The ombudsman’s report states: “The commission took the view that there is no added value from a transparency point of view in disclosing the names of these [lobbyists]. The reality is, however, that there is a very significant added value in disclosing the names of individual lobbyists, both in general and in this specific case.”

It added: “The blanking out of names also contradicts the commission’s proposal in the green paper on the European Transparency Initiative.”

In 2010 an investigation by the Daily Telegraph uncovered a dubious oil connection and the apparent concealment of financial interests in breach of Parliamentary rules. It starts in one of London's most expensive streets, at the heart of the Nash terraces around Regent's Park. On it lies a beautiful peach-stucco villa, and a long-standing mystery. There is no puzzle about the owner of the house: Lord Mandelson.
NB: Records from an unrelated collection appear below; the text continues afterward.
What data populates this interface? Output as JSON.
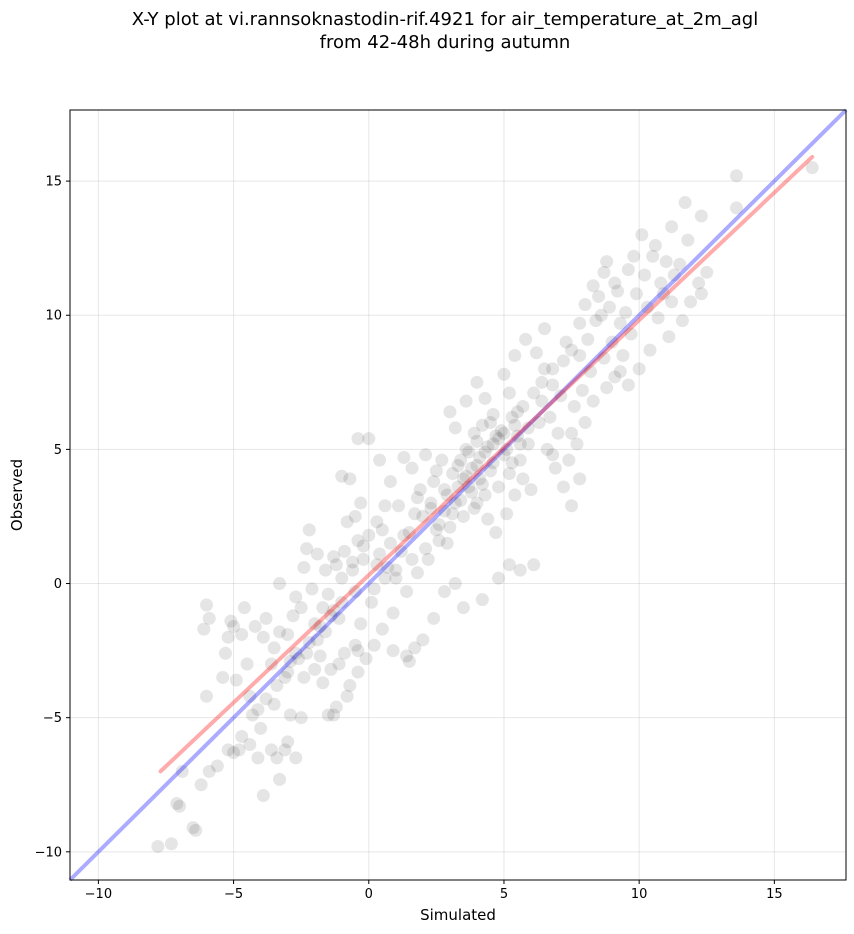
{
  "chart_data": {
    "type": "scatter",
    "title_line1": "X-Y plot at vi.rannsoknastodin-rif.4921 for air_temperature_at_2m_agl",
    "title_line2": "from 42-48h during autumn",
    "xlabel": "Simulated",
    "ylabel": "Observed",
    "xlim": [
      -11.05,
      17.65
    ],
    "ylim": [
      -11.05,
      17.65
    ],
    "xticks": [
      -10,
      -5,
      0,
      5,
      10,
      15
    ],
    "yticks": [
      -10,
      -5,
      0,
      5,
      10,
      15
    ],
    "xtick_labels": [
      "−10",
      "−5",
      "0",
      "5",
      "10",
      "15"
    ],
    "ytick_labels": [
      "−10",
      "−5",
      "0",
      "5",
      "10",
      "15"
    ],
    "grid": true,
    "marker_color": "#000000",
    "marker_opacity": 0.1,
    "identity_line": {
      "color": "#0000ff",
      "opacity": 0.33,
      "x": [
        -11.05,
        17.65
      ],
      "y": [
        -11.05,
        17.65
      ]
    },
    "fit_line": {
      "color": "#ff0000",
      "opacity": 0.33,
      "x": [
        -7.7,
        16.4
      ],
      "y": [
        -7.0,
        15.9
      ]
    },
    "points": [
      [
        -7.8,
        -9.8
      ],
      [
        -7.3,
        -9.7
      ],
      [
        -7.0,
        -8.3
      ],
      [
        -6.4,
        -9.2
      ],
      [
        -6.5,
        -9.1
      ],
      [
        -7.1,
        -8.2
      ],
      [
        -6.9,
        -7.0
      ],
      [
        -5.9,
        -7.0
      ],
      [
        -6.0,
        -4.2
      ],
      [
        -6.1,
        -1.7
      ],
      [
        -5.9,
        -1.3
      ],
      [
        -6.0,
        -0.8
      ],
      [
        -5.4,
        -3.5
      ],
      [
        -5.3,
        -2.6
      ],
      [
        -5.2,
        -2.0
      ],
      [
        -5.0,
        -1.6
      ],
      [
        -5.1,
        -1.4
      ],
      [
        -4.6,
        -0.9
      ],
      [
        -4.7,
        -1.9
      ],
      [
        -4.8,
        -6.2
      ],
      [
        -5.2,
        -6.2
      ],
      [
        -4.4,
        -6.0
      ],
      [
        -4.4,
        -4.2
      ],
      [
        -4.1,
        -4.7
      ],
      [
        -4.0,
        -5.4
      ],
      [
        -4.1,
        -6.5
      ],
      [
        -3.9,
        -7.9
      ],
      [
        -3.6,
        -6.2
      ],
      [
        -3.4,
        -6.5
      ],
      [
        -3.3,
        -7.3
      ],
      [
        -3.1,
        -6.2
      ],
      [
        -3.0,
        -5.9
      ],
      [
        -2.9,
        -4.9
      ],
      [
        -2.5,
        -5.0
      ],
      [
        -2.7,
        -6.5
      ],
      [
        -3.5,
        -4.5
      ],
      [
        -3.1,
        -3.5
      ],
      [
        -2.9,
        -2.9
      ],
      [
        -2.7,
        -2.6
      ],
      [
        -3.6,
        -3.0
      ],
      [
        -3.9,
        -2.0
      ],
      [
        -4.2,
        -1.6
      ],
      [
        -3.8,
        -1.3
      ],
      [
        -3.3,
        -1.8
      ],
      [
        -3.0,
        -1.9
      ],
      [
        -3.3,
        0.0
      ],
      [
        -2.7,
        -0.5
      ],
      [
        -2.5,
        -0.9
      ],
      [
        -2.1,
        -0.2
      ],
      [
        -2.4,
        0.6
      ],
      [
        -2.3,
        1.3
      ],
      [
        -2.2,
        2.0
      ],
      [
        -1.9,
        1.1
      ],
      [
        -1.6,
        0.5
      ],
      [
        -1.5,
        -0.4
      ],
      [
        -1.3,
        -1.0
      ],
      [
        -1.1,
        -1.3
      ],
      [
        -1.6,
        -1.8
      ],
      [
        -1.9,
        -2.1
      ],
      [
        -2.3,
        -2.6
      ],
      [
        -2.0,
        -3.2
      ],
      [
        -1.7,
        -3.7
      ],
      [
        -1.4,
        -3.2
      ],
      [
        -1.1,
        -3.0
      ],
      [
        -0.9,
        -2.6
      ],
      [
        -0.5,
        -2.3
      ],
      [
        -0.4,
        -2.5
      ],
      [
        -0.8,
        -4.2
      ],
      [
        -1.2,
        -4.6
      ],
      [
        -1.3,
        -4.9
      ],
      [
        -1.5,
        -4.9
      ],
      [
        -0.7,
        -3.8
      ],
      [
        -0.4,
        -3.3
      ],
      [
        -0.1,
        -2.8
      ],
      [
        0.2,
        -2.3
      ],
      [
        0.5,
        -1.7
      ],
      [
        0.9,
        -2.5
      ],
      [
        1.4,
        -2.7
      ],
      [
        1.5,
        -2.9
      ],
      [
        1.7,
        -2.4
      ],
      [
        2.0,
        -2.1
      ],
      [
        2.4,
        -1.3
      ],
      [
        2.8,
        -0.3
      ],
      [
        3.2,
        0.0
      ],
      [
        3.5,
        -0.9
      ],
      [
        4.2,
        -0.6
      ],
      [
        4.8,
        0.2
      ],
      [
        5.2,
        0.7
      ],
      [
        5.6,
        0.5
      ],
      [
        6.1,
        0.7
      ],
      [
        -1.0,
        0.2
      ],
      [
        -0.6,
        0.8
      ],
      [
        -0.4,
        1.6
      ],
      [
        -0.8,
        2.3
      ],
      [
        -0.5,
        2.5
      ],
      [
        -0.3,
        3.0
      ],
      [
        -1.0,
        4.0
      ],
      [
        -0.7,
        3.9
      ],
      [
        -0.4,
        5.4
      ],
      [
        0.0,
        5.4
      ],
      [
        0.4,
        4.6
      ],
      [
        0.8,
        3.8
      ],
      [
        0.6,
        2.9
      ],
      [
        0.3,
        2.3
      ],
      [
        0.0,
        1.8
      ],
      [
        0.4,
        1.1
      ],
      [
        0.7,
        0.6
      ],
      [
        1.0,
        0.2
      ],
      [
        1.2,
        1.2
      ],
      [
        1.5,
        1.9
      ],
      [
        1.7,
        2.6
      ],
      [
        1.9,
        3.5
      ],
      [
        1.6,
        4.3
      ],
      [
        1.3,
        4.7
      ],
      [
        2.1,
        4.8
      ],
      [
        2.5,
        4.2
      ],
      [
        2.8,
        3.5
      ],
      [
        2.3,
        2.8
      ],
      [
        2.6,
        2.2
      ],
      [
        2.9,
        1.5
      ],
      [
        3.1,
        2.6
      ],
      [
        3.4,
        3.1
      ],
      [
        3.7,
        3.6
      ],
      [
        3.3,
        4.4
      ],
      [
        3.6,
        5.0
      ],
      [
        3.9,
        5.6
      ],
      [
        3.2,
        5.8
      ],
      [
        3.0,
        6.4
      ],
      [
        3.6,
        6.8
      ],
      [
        4.0,
        7.5
      ],
      [
        4.3,
        6.9
      ],
      [
        4.6,
        6.3
      ],
      [
        4.8,
        5.4
      ],
      [
        5.0,
        4.8
      ],
      [
        4.5,
        4.2
      ],
      [
        4.2,
        3.7
      ],
      [
        4.0,
        3.0
      ],
      [
        4.4,
        2.4
      ],
      [
        4.7,
        1.9
      ],
      [
        5.1,
        2.6
      ],
      [
        5.4,
        3.3
      ],
      [
        5.7,
        3.9
      ],
      [
        5.3,
        4.5
      ],
      [
        5.6,
        5.2
      ],
      [
        5.9,
        5.8
      ],
      [
        5.5,
        6.4
      ],
      [
        5.2,
        7.1
      ],
      [
        5.0,
        7.8
      ],
      [
        5.4,
        8.5
      ],
      [
        5.8,
        9.1
      ],
      [
        6.2,
        8.6
      ],
      [
        6.5,
        8.0
      ],
      [
        6.8,
        7.4
      ],
      [
        6.4,
        6.8
      ],
      [
        6.7,
        6.2
      ],
      [
        7.0,
        5.6
      ],
      [
        6.6,
        5.0
      ],
      [
        6.9,
        4.3
      ],
      [
        7.2,
        3.6
      ],
      [
        7.5,
        2.9
      ],
      [
        7.8,
        3.9
      ],
      [
        7.4,
        4.6
      ],
      [
        7.7,
        5.2
      ],
      [
        8.0,
        6.0
      ],
      [
        7.6,
        6.6
      ],
      [
        7.9,
        7.2
      ],
      [
        8.2,
        7.9
      ],
      [
        7.8,
        8.5
      ],
      [
        8.1,
        9.1
      ],
      [
        8.4,
        9.8
      ],
      [
        8.0,
        10.4
      ],
      [
        8.3,
        11.1
      ],
      [
        8.7,
        11.6
      ],
      [
        9.1,
        11.2
      ],
      [
        8.9,
        10.3
      ],
      [
        9.3,
        9.7
      ],
      [
        9.0,
        9.0
      ],
      [
        8.7,
        8.4
      ],
      [
        9.1,
        7.7
      ],
      [
        9.4,
        8.5
      ],
      [
        9.7,
        9.3
      ],
      [
        9.5,
        10.1
      ],
      [
        9.9,
        10.8
      ],
      [
        10.2,
        11.5
      ],
      [
        9.8,
        12.2
      ],
      [
        10.1,
        13.0
      ],
      [
        10.6,
        12.6
      ],
      [
        11.0,
        12.0
      ],
      [
        10.8,
        11.2
      ],
      [
        11.2,
        10.5
      ],
      [
        10.7,
        9.9
      ],
      [
        11.1,
        9.2
      ],
      [
        10.4,
        8.7
      ],
      [
        10.0,
        8.0
      ],
      [
        9.6,
        7.4
      ],
      [
        11.6,
        9.8
      ],
      [
        11.9,
        10.5
      ],
      [
        12.2,
        11.2
      ],
      [
        11.5,
        11.9
      ],
      [
        11.8,
        12.8
      ],
      [
        12.3,
        13.7
      ],
      [
        11.7,
        14.2
      ],
      [
        11.2,
        13.3
      ],
      [
        12.5,
        11.6
      ],
      [
        12.3,
        10.8
      ],
      [
        13.6,
        15.2
      ],
      [
        13.6,
        14.0
      ],
      [
        16.4,
        15.5
      ],
      [
        1.8,
        0.4
      ],
      [
        2.2,
        0.9
      ],
      [
        1.4,
        -0.3
      ],
      [
        0.9,
        -1.1
      ],
      [
        0.1,
        -0.7
      ],
      [
        -0.3,
        -1.5
      ],
      [
        -2.8,
        -1.2
      ],
      [
        -2.0,
        -1.5
      ],
      [
        -1.7,
        -0.9
      ],
      [
        -1.2,
        0.7
      ],
      [
        -0.2,
        0.9
      ],
      [
        0.5,
        2.0
      ],
      [
        1.1,
        2.9
      ],
      [
        1.8,
        3.2
      ],
      [
        2.4,
        3.8
      ],
      [
        2.7,
        4.6
      ],
      [
        3.1,
        4.1
      ],
      [
        3.5,
        3.9
      ],
      [
        3.8,
        4.3
      ],
      [
        4.1,
        4.7
      ],
      [
        4.4,
        5.1
      ],
      [
        4.7,
        5.5
      ],
      [
        4.2,
        5.9
      ],
      [
        4.5,
        6.0
      ],
      [
        3.4,
        4.6
      ],
      [
        3.7,
        4.9
      ],
      [
        4.0,
        5.3
      ],
      [
        4.9,
        5.7
      ],
      [
        5.3,
        6.2
      ],
      [
        5.7,
        6.6
      ],
      [
        6.1,
        7.1
      ],
      [
        6.4,
        7.5
      ],
      [
        6.8,
        8.0
      ],
      [
        7.2,
        8.3
      ],
      [
        7.5,
        8.7
      ],
      [
        7.1,
        7.0
      ],
      [
        6.3,
        6.0
      ],
      [
        5.9,
        5.2
      ],
      [
        5.6,
        4.6
      ],
      [
        5.2,
        4.1
      ],
      [
        4.8,
        3.6
      ],
      [
        4.3,
        3.3
      ],
      [
        3.9,
        2.8
      ],
      [
        3.5,
        2.5
      ],
      [
        3.0,
        2.1
      ],
      [
        2.6,
        1.6
      ],
      [
        2.1,
        1.3
      ],
      [
        1.6,
        0.9
      ],
      [
        1.0,
        0.5
      ],
      [
        0.6,
        0.2
      ],
      [
        0.2,
        -0.2
      ],
      [
        -0.5,
        -0.3
      ],
      [
        -1.0,
        -0.7
      ],
      [
        -1.4,
        -1.2
      ],
      [
        -1.8,
        -1.6
      ],
      [
        -2.2,
        -2.2
      ],
      [
        -2.6,
        -2.8
      ],
      [
        -3.0,
        -3.3
      ],
      [
        -3.4,
        -3.8
      ],
      [
        -3.8,
        -4.3
      ],
      [
        -4.3,
        -4.9
      ],
      [
        -4.7,
        -5.7
      ],
      [
        -5.0,
        -6.3
      ],
      [
        -5.6,
        -6.8
      ],
      [
        -6.2,
        -7.5
      ],
      [
        2.0,
        2.5
      ],
      [
        2.3,
        3.0
      ],
      [
        2.9,
        3.3
      ],
      [
        3.3,
        3.6
      ],
      [
        3.6,
        4.0
      ],
      [
        4.0,
        4.4
      ],
      [
        4.3,
        4.9
      ],
      [
        4.6,
        5.2
      ],
      [
        5.0,
        5.6
      ],
      [
        5.4,
        5.9
      ],
      [
        3.8,
        3.4
      ],
      [
        4.1,
        3.9
      ],
      [
        4.6,
        4.5
      ],
      [
        5.1,
        5.0
      ],
      [
        5.5,
        5.5
      ],
      [
        2.5,
        2.0
      ],
      [
        2.8,
        2.7
      ],
      [
        3.2,
        3.0
      ],
      [
        -0.9,
        1.2
      ],
      [
        -0.6,
        0.5
      ],
      [
        -1.3,
        1.0
      ],
      [
        -0.2,
        1.4
      ],
      [
        0.3,
        0.7
      ],
      [
        0.8,
        1.5
      ],
      [
        1.3,
        1.8
      ],
      [
        -3.5,
        -2.4
      ],
      [
        -2.4,
        -3.5
      ],
      [
        -1.8,
        -2.7
      ],
      [
        -4.5,
        -3.0
      ],
      [
        -4.9,
        -3.6
      ],
      [
        6.5,
        9.5
      ],
      [
        7.3,
        9.0
      ],
      [
        7.8,
        9.7
      ],
      [
        8.6,
        10.0
      ],
      [
        8.5,
        10.7
      ],
      [
        9.2,
        10.9
      ],
      [
        6.0,
        3.5
      ],
      [
        6.8,
        4.8
      ],
      [
        7.5,
        5.6
      ],
      [
        8.3,
        6.8
      ],
      [
        8.8,
        7.3
      ],
      [
        9.3,
        7.9
      ],
      [
        10.3,
        10.3
      ],
      [
        10.9,
        10.8
      ],
      [
        11.3,
        11.5
      ],
      [
        9.6,
        11.7
      ],
      [
        10.5,
        12.2
      ],
      [
        8.8,
        12.0
      ]
    ]
  }
}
There is no secret about its value: Land Registry records show that in 2006 he bought it for £2.5 million, including stamp duty.

The mystery has always been how he could possibly have afforded it. The price was around 16 times his then-income as a European Commissioner, a mortgage which, even in pre-credit crunch days, no lender would have contemplated. Sources close to the then Mr Mandelson suggested at the time that he used a bequest from his late mother, Mary, and sold his shares in an advertising agency.

But probate files show he received only £452,000 from his mother's estate; a search at Companies House disclosed he sold the shares a year after buying the house; and Land Registry records of his previous property dealings in London and his former constituency of Hartlepool show that he could have amassed no more than around £1.15 million in equity to put towards the purchase.

Added together, all that would still have left Mr Mandelson at least £1 million short. He did take out a mortgage – reportedly for £750,000 – to cover most of the gap. But in a 2009 interview he let slip that he had paid it off completely after just one year. The normal place to look for politicians' earnings is the declarations of interests they are obliged, under the rules, to make.

Mr Mandelson's declarations list only modestly-paid work for newspapers and magazines, and a number of speaking engagements. So to ask again, how does a man who 15 years ago owned a £250,000 flat, who has never worked outside government, get to buy a flat that costs 50 times the highest post tax salary he has ever earned?

2 comments:

Demetrius said...

Were you to read my blog of 25 August 2010 on the man doing a "Who Do You Think You Are" you might discover that he had an ancestor called Sykes at the time of Dickens. In that period there was another who did time in Newgate Gaol. It is a longish post but you might like the idea of him in a kilt.

Steven_L said...

One possibility is that they claim the things the rest of us have to pay on expenses, get hospitality, free holidays etc.

So they can pretty much save 100% of their salaries I expect.